Wednesday, June 12, 2013

WellCare executives convicted in fraud trial


Last Modified: Tuesday, June 11, 2013 at 4:46 p.m.

TAMPA, Fla. - Four former WellCare executives have been convicted of some, but not all, charges following a Medicaid fraud trial in Florida.
WellCare CEO Todd Farha, WellCare CFO Paul Behrens, Harmony Behavioral Health vice president William Kale and vice president of operations Peter Clay all faced multiple counts of medical fraud, conspiracy and making false statements. But after several weeks of deliberations, jurors in Tampa told U.S. District Judge James Moody on Monday that they were unable to reach verdicts for the more serious charge of conspiracy to commit medical fraud on each defendant.
Farha was found guilty of two counts of health care fraud, and acquitted of six other charges including giving false statements. Behrens also was found guilty of two counts of health care fraud and two counts of making false statements, but was acquitted of other two other false statement charges. Kale was found guilty of two counts of health care fraud and Clay was found guilty of two counts of making false statements.
Prosecutors say they haven't decided whether to retry to deadlocked conspiracy counts.
A sentencing date hasn't been set. On each of the health care fraud counts, Farha, Behrens and Kale face up to 10 years in prison. The other charges carry a maximum of five years.
Prosecutors say the four men defrauded the government out of more than $30 million.
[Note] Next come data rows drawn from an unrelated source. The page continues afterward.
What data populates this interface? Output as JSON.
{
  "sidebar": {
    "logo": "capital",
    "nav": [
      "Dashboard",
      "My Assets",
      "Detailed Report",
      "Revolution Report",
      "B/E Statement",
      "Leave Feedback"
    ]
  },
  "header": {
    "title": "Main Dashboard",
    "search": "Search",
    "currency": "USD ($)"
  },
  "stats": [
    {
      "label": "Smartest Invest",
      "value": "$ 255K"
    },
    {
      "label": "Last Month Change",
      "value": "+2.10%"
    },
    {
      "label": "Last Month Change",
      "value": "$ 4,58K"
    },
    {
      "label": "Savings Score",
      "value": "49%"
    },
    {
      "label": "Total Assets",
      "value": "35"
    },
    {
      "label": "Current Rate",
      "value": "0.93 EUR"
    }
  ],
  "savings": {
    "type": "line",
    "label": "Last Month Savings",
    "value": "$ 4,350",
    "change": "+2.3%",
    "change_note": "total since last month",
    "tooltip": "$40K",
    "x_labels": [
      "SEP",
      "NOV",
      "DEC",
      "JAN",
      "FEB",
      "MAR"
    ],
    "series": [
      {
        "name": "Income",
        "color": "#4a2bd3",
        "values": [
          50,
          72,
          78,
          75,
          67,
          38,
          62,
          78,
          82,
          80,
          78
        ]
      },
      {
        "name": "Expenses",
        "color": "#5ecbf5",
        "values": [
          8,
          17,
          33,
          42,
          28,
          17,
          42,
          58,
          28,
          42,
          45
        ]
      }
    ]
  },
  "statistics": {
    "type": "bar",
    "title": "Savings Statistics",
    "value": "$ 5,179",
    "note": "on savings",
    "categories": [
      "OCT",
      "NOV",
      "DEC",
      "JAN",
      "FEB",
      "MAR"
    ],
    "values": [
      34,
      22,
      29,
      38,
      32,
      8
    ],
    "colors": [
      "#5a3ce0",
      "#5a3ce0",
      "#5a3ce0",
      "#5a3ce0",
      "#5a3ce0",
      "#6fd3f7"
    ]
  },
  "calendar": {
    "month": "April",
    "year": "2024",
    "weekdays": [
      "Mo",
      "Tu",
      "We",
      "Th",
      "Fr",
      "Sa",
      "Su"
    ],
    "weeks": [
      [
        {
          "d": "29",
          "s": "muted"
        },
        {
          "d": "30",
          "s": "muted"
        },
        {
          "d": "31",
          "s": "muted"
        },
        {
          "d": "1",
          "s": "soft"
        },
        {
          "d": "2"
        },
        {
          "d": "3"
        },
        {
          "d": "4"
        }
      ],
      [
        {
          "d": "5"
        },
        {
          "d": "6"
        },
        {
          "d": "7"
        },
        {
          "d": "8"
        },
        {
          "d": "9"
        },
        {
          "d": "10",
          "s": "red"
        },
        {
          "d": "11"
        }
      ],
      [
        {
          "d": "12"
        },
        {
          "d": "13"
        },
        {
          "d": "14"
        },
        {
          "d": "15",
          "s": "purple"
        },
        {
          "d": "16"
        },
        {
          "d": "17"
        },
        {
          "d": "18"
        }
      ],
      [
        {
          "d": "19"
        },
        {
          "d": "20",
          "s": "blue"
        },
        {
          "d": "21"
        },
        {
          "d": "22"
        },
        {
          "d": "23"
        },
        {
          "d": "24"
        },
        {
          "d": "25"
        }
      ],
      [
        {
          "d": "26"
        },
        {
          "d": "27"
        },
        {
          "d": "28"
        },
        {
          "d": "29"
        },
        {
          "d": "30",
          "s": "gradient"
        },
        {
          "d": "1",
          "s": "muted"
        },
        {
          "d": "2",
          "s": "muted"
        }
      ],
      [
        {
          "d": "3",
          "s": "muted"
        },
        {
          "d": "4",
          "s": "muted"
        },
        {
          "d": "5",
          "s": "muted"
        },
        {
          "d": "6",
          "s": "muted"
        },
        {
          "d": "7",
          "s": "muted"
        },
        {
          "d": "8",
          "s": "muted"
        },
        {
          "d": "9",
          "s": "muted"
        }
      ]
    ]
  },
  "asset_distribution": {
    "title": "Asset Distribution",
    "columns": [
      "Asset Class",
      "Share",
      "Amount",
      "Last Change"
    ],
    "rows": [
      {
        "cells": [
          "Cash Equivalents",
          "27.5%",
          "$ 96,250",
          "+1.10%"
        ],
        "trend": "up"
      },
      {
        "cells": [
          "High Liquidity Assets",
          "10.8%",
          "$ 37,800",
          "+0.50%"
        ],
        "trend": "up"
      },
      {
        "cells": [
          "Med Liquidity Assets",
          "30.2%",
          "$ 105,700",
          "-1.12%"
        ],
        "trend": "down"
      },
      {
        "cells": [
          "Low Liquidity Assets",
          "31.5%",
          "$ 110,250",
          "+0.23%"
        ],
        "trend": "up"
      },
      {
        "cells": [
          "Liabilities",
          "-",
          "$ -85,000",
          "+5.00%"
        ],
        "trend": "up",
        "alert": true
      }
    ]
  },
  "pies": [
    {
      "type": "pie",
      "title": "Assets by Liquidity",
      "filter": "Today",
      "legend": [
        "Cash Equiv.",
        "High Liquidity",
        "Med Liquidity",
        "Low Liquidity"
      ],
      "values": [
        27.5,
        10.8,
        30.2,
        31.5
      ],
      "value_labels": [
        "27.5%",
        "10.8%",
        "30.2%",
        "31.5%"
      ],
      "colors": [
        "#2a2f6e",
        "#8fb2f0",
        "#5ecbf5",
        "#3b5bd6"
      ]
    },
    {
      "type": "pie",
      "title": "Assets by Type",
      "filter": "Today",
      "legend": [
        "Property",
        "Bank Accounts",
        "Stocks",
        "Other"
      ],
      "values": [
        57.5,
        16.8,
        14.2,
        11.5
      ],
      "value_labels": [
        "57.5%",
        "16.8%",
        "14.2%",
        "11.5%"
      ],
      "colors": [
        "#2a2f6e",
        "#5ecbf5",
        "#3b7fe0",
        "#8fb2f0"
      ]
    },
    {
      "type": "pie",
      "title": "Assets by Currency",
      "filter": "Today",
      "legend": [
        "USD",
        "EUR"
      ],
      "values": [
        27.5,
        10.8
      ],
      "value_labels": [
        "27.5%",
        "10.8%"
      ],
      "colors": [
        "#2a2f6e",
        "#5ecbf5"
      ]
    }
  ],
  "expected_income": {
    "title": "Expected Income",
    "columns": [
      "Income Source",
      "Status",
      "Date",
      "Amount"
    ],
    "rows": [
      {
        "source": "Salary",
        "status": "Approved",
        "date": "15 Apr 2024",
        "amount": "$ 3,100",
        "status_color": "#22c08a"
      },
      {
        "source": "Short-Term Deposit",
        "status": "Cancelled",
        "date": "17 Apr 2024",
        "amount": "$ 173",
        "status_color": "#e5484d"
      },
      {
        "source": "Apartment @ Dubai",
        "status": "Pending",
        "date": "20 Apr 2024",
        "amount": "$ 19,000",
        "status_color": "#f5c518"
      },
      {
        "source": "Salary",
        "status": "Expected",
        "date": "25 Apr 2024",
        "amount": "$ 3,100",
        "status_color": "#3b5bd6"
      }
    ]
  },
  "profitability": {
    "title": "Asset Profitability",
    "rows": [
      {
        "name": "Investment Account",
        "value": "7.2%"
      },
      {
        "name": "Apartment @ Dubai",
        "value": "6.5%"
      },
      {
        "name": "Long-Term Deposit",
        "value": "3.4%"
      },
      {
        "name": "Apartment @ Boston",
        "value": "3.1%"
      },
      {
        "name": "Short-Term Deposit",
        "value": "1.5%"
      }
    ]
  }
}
Dealing exclusively with Medicare and Medicaid claims, authorities say the executives produced false documents and formed Harmony Behavioral as a "shell company" to inflate the costs for behavioral health-care services.
Defense attorneys say the expenses were legitimate. They say the state knew about the arrangement but failed to give WellCare and other companies any guidance. They accused federal prosecutors turning a contractual dispute into a federal crime.